C’è un episodio che ti ha colpito particolarmente?
“L’anno scorso, ad esempio, sono stato colpito dal fatto che Vasco Rossi non sia venuto a Genova per il suo tour, mentre ha suonato in città come Trieste o Messina, che hanno squadre di serie C o D. Mi sono chiesto come fosse possibile che Genova non venisse considerata. Papà ha preso a cuore la questione, ne ha parlato in giunta e si è attivato per capire come mai i grandi tour non considerino Genova. Ha coinvolto anche noi per raccogliere idee e spunti. È così che lavora, ascoltando e cercando soluzioni”.
Avete mai dato suggerimenti che poi sono diventati realtà?
“Avevamo fatto notare che non c’erano spazi disponibili per studiare la domenica. Papà, dopo tre giorni, ha aperto la biblioteca Berio anche la domenica. Altri consigli riguardano i grandi concerti e l’aeroporto: insistiamo sempre perché Genova diventi una città internazionale, attenta alle opportunità. Io, che sono più grande, insisto anche sull’università e sugli studentati. Papà si sta impegnando molto anche su questo fronte, perché sa che il futuro di una città dipende anche dalla sua università. E poi ancora la Fabbrica delle Idee, un’altra tappa fondamentale per la città”.
Ti vedi in futuro in politica?
“È una domanda personale. Mi piace il mondo del servizio, come lo interpreta mio papà, non la politica come la vediamo oggi. Molti dicono ‘non vado a votare, mi tengo lontano’, ma poi si lamentano se le cose non funzionano. Se c’è qualcuno che si impegna per la pulizia sotto casa, per la sicurezza, e tu ti tieni lontano, poi non puoi lamentarti. Oggi a livello nazionale vedo una certa omologazione dei partiti, tante burocrazie, e spesso non trovo grandi differenze tra di loro. Al momento non mi iscriverei mai a un partito, ma l’idea di fare il bene per la comunità mi piace molto. Ho visto papà lavorare duramente per realizzare progetti, lottando contro mille difficoltà e poi vedere la gente contenta è una soddisfazione enorme. E’ bello sentirsi parte di questa crescita della città”.
Cosa diresti ai tuoi coetanei per convincerli ad andare a votare?
“Il nostro futuro dipende da chi sta sopra di noi, nel bene e nel male, quindi non bisogna darlo per scontato.

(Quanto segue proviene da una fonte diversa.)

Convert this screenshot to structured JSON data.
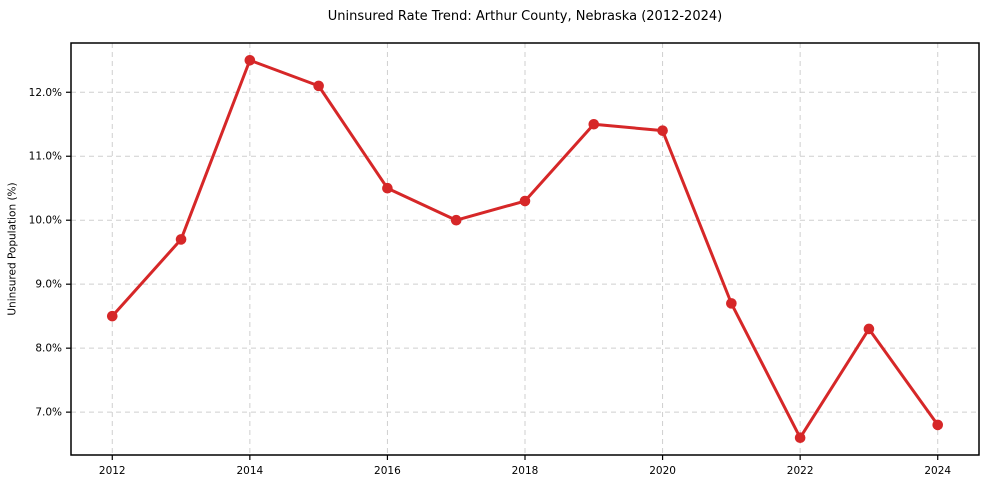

Se siamo arrabbiati con la politica è perché chi sta sopra non si comporta bene. Allora vai a votare, anche solo per cambiare, ma vai a votare. Oggi siamo disciplinati da leggi che sono scelte da qualcuno, quindi se non vai a votare lasci che gli altri decidano al posto tuo. E poi, se non prendi una posizione, non hai più diritto di lamentarti. Ho amici che non andavano mai a votare, ma da quando hanno conosciuto papà, vengono con noi a volantinare: questa è una meraviglia”.
Che differenza vedi tra la politica di oggi e quella di tuo padre?
“Devo dire che, certo, siamo in campagna elettorale, ma papà è davvero una persona che sta in mezzo alla gente. Ad esempio, fa le giunte itineranti, spesso prende l’autobus la mattina per stare tra le persone. Mia mamma gli dice: ‘Perché non vai in moto che ci metti meno?’, ma lui risponde: ‘Io sto col mio popolo’. Gli piace davvero stare tra la gente, è proprio nel suo ruolo”.
C’è un aneddoto che vuoi condividere?
“Ti racconto questo episodio: qualche giorno fa, a Terralba, ho incontrato Silvia Salis che distribuiva i suoi volantini. Ci siamo presentati, lei mi ha riconosciuto e ci siamo messi a volantinare a venti metri di distanza, una sorta di sfida tra Salis e Piciocchi junior. Abbiamo tenuto testa e siamo andati avanti lo stesso”.